True freedom is related to absolute trust

It is hard to find better guidance than this. Knowing it deep down would be so nice: to be without anxiety about my imperfections or messy reality or about what is not fully achieved in my life:

One thing, all things,  they move and intermingle without distinction.

To live in this realization

is to be without anxiety about imperfection.

The mind of absolute trust is beyond all thought, all striving,

is perfectly at peace,  for in it there is no yesterday, no today, no tomorrow.

Seng T’san, 7th Century Zen Patriarch,  Hsin Hsin Ming

Whichever happens, be patient

In Tibetan Buddhism there’s a set of teachings for cultivating compassion called mind training, or lojong. One of the lojong teachings is, “Whichever of the two occurs, be patient.” This means if a painful situation occurs, be patient, and if a pleasant situation occurs, be patient. This is an interesting point. Usually, we jump all the time; whether it’s pain or pleasure, we want resolution. So if we’re happy and something is great, we could also be patient then, and not fill up the space, going a million miles an hour — impulse shopping, impulse talking, impulse acting out.

Pema Chodron, Practicing Peace

Not trying to get somewhere

The physical universe is basically playful. There is no necessity for it whatsoever. It isn’t going anywhere. That is to say, it doesn’t have some destination that it ought to arrive at. It is best understood by the analogy with music. Because music, as an art form is essentially playful. We say, “You play the piano” You don’t work the piano.
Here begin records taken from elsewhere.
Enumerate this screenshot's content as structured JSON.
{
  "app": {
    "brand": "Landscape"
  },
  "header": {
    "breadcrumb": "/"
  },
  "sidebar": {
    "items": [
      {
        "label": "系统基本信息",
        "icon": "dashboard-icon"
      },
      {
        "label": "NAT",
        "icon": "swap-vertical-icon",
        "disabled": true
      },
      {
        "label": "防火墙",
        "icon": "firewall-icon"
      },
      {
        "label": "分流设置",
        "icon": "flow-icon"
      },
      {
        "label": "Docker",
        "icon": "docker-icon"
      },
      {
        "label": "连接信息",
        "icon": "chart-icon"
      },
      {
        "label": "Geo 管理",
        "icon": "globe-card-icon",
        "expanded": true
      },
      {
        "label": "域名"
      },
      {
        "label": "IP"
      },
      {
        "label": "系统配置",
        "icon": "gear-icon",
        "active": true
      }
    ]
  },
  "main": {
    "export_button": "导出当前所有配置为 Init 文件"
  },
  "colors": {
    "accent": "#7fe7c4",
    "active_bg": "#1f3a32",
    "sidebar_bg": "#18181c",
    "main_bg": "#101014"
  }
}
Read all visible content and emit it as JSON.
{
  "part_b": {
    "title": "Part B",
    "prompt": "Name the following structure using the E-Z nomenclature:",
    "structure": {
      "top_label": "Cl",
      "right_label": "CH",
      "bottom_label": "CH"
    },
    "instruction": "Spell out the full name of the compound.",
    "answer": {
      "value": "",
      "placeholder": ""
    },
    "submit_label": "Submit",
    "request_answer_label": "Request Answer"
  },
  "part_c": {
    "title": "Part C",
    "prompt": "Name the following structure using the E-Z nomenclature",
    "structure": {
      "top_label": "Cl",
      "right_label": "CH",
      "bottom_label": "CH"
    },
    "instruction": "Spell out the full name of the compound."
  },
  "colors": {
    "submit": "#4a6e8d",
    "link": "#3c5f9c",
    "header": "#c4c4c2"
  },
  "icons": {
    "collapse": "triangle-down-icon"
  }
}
Why? Music differs from say, travel. When you travel you are trying to get somewhere. In music, though, one doesn’t make the end of the composition. The point of the composition. If that were so, the best conductors would be those who played fastest. And there would be composers who only wrote finales.…  Same way with dancing. You don’t aim at a particular spot in the room because that’s where you will arrive. The whole point of the dancing is the dance.

If we thought of life by analogy with a journey, with a pilgrimage, which had a serious purpose at that end, and the thing was to get to that thing at that end. Success, or whatever it is, or maybe heaven after you’re dead.

But we missed the point the whole way along.

It was a musical thing, and you were supposed to sing or to dance while the music was being played.